- Bloomberg – Short Interest in High-Yield ETFs Hits Record
Short interest as a percentage of shares outstanding on the $15 billion iShares iBoxx $ High Yield Corporate Bond ETF, ticker HYG, hit an all-time high of 29 percent Monday, Markit data show. Add elevated shorts on the SPDR Bloomberg Barclays High Yield Bond ETF, ticker JNK, in concert with a European counterpart, and bearish sentiment has piled up even as junk-bond spreads recover from the selloff earlier this month. “Investors are hedging against a pop in the U.S. 10-year — a lot of guys are positioning for 3 percent or plus,” said Dave Lutz, head of ETFs at JonesTrading Institutional Services. The potential for a short squeeze looks elevated considering the funds’ indicative gross dividend yields over the next 12 months. At over 5 percent — the amount traders would have to pay lenders annually — shorting JNK is no free lunch.
Summary
Short interest in U.S. high yield ETFs is growing as the cash market continues to recover from February’s losses. We’ve discussed how some of the outflows from high yield positions have traveled to other asset classes. But it’s possible some of these outflows were kept in high yield and simply moved to cash bond positions. Investors holding expensive short positions may be caught offsides.
Comment
The chart below shows the average short interest and average short interest ratio for several of the U.S. fixed income ETF categories. The short interest ratio is simply the total short interest divided by average daily volume, an expression of how long it might take to clear these positions. Although short interest in investment grade ETFs is also elevated, high yield funds stand alone in this measure.
We’ve highlighted investors’ shift away from the pure U.S. corporate bond ETFs several times since January. Net inflows first began to dry up late last year before net outflows accelerated in the wake of the early February volatility spike. The chart below shows monthly net flows for U.S. fixed income ETFs by category. January and February saw the largest monthly net outflows on record. While investment grade ETFs have seen net outflows dissipate this week, high yield funds continue to bleed, though at a much slower pace.
To some extent, these funds have flowed into other types of investments. On Tuesday we shared a network analysis of fund flows since February 9th showing that assets leaving high yield funds have found new homes in safer fixed income funds, value equities, emerging markets and precious metals.
But the net outflows from corporate bond ETFs do not necessarily mean all these funds are fleeing the asset class. In discussions with high yield fund managers, we’ve come to understand that the exchange-traded funds are often used as cash management tools.
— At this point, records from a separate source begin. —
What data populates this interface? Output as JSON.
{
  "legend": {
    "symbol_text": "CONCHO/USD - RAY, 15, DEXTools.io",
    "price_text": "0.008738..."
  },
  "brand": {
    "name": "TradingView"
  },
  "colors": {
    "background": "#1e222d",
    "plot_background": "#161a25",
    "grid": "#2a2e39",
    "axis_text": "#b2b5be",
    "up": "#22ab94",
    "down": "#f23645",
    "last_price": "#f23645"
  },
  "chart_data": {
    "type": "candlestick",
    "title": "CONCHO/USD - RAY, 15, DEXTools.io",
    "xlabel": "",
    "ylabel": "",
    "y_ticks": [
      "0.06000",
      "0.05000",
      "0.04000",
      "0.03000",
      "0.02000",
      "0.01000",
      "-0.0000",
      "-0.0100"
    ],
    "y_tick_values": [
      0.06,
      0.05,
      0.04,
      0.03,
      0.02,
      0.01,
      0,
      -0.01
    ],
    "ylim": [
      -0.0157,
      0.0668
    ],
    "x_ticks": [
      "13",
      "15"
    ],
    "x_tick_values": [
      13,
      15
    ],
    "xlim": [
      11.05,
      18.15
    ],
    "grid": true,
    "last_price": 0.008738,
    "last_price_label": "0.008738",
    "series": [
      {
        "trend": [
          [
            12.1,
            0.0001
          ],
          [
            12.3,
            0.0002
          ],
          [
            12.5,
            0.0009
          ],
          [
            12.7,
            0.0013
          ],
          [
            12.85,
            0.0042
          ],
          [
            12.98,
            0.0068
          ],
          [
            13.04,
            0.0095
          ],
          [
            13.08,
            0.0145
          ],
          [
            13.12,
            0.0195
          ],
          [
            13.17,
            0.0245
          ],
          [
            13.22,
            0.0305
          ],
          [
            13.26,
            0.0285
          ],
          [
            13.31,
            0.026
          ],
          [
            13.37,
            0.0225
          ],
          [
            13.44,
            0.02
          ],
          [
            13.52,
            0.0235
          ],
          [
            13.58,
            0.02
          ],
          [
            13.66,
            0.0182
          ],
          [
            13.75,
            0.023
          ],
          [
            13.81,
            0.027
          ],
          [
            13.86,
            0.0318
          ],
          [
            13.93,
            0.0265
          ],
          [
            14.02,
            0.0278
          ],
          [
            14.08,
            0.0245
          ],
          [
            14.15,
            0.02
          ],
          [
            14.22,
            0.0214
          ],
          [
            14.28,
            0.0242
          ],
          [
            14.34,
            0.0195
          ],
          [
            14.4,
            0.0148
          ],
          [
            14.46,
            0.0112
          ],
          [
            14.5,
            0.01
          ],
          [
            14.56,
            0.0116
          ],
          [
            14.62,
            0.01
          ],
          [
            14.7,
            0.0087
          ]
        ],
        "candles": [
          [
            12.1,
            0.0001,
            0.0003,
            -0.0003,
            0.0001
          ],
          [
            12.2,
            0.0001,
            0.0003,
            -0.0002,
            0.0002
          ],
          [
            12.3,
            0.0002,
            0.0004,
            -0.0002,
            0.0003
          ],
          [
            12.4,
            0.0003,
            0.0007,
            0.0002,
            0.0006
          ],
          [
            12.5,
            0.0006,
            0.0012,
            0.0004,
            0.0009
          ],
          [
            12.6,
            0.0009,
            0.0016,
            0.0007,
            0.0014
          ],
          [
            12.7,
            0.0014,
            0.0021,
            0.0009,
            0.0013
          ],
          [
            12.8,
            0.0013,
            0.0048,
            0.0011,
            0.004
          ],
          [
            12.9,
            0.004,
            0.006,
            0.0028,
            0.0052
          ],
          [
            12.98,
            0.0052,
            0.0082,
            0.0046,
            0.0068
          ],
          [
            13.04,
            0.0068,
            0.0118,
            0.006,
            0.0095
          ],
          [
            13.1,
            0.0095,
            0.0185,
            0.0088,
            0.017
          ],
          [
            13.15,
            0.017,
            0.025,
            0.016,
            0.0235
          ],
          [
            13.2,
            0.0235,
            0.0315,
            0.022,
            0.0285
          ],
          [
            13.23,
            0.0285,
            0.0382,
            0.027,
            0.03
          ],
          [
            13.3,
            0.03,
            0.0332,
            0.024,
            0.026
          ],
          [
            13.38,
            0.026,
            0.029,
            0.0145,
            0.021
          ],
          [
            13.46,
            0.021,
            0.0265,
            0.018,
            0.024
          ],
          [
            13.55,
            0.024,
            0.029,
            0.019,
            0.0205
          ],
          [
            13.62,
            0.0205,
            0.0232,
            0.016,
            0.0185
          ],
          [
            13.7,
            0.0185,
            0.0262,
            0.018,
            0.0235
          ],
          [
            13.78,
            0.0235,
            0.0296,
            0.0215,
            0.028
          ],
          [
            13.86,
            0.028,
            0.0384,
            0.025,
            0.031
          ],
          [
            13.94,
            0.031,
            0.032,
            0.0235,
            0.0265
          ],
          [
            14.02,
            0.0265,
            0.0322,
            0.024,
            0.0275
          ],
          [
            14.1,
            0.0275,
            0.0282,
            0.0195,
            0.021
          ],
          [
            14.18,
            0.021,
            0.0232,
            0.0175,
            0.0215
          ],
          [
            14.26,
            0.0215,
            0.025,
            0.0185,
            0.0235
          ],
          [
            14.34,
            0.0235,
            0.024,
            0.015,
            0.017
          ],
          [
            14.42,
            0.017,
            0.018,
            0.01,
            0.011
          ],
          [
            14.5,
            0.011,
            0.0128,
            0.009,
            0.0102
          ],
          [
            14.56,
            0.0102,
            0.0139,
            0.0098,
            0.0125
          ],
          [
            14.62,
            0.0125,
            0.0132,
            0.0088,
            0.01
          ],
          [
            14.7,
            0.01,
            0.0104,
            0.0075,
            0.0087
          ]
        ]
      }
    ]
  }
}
Opportunistic fund managers who were sitting on excess cash may have withdrawn funds from the ETFs to buy bonds in the cash market. These would show up as outflows but with no bearish implications for high yield broadly.
The last chart shows the Bloomberg Barclays total return indices for U.S. investment-grade and high yield indices since July 2017. Rising Treasury yields have kept investment grade bonds under pressure but high yield has snapped higher since mid-February. As time passes, it looks more and more like the surge in ETF outflows was not as bearish for credit markets as it first appeared.
Conclusion
Some investors appear to smell blood in high yield waters and have ramped up short exposure to high yield ETFs. But different use cases for investment-grade and high yield ETFs by institutional fund managers make the signals from fund flows less clear. It’s likely that some of the surges in net outflows seen in February were opportunistic fund managers moving cash management positions in ETFs to the cash bond market. To the extent that this is true, the large short base may find themselves offsides having misread these outflows as a bearish sign for the asset class.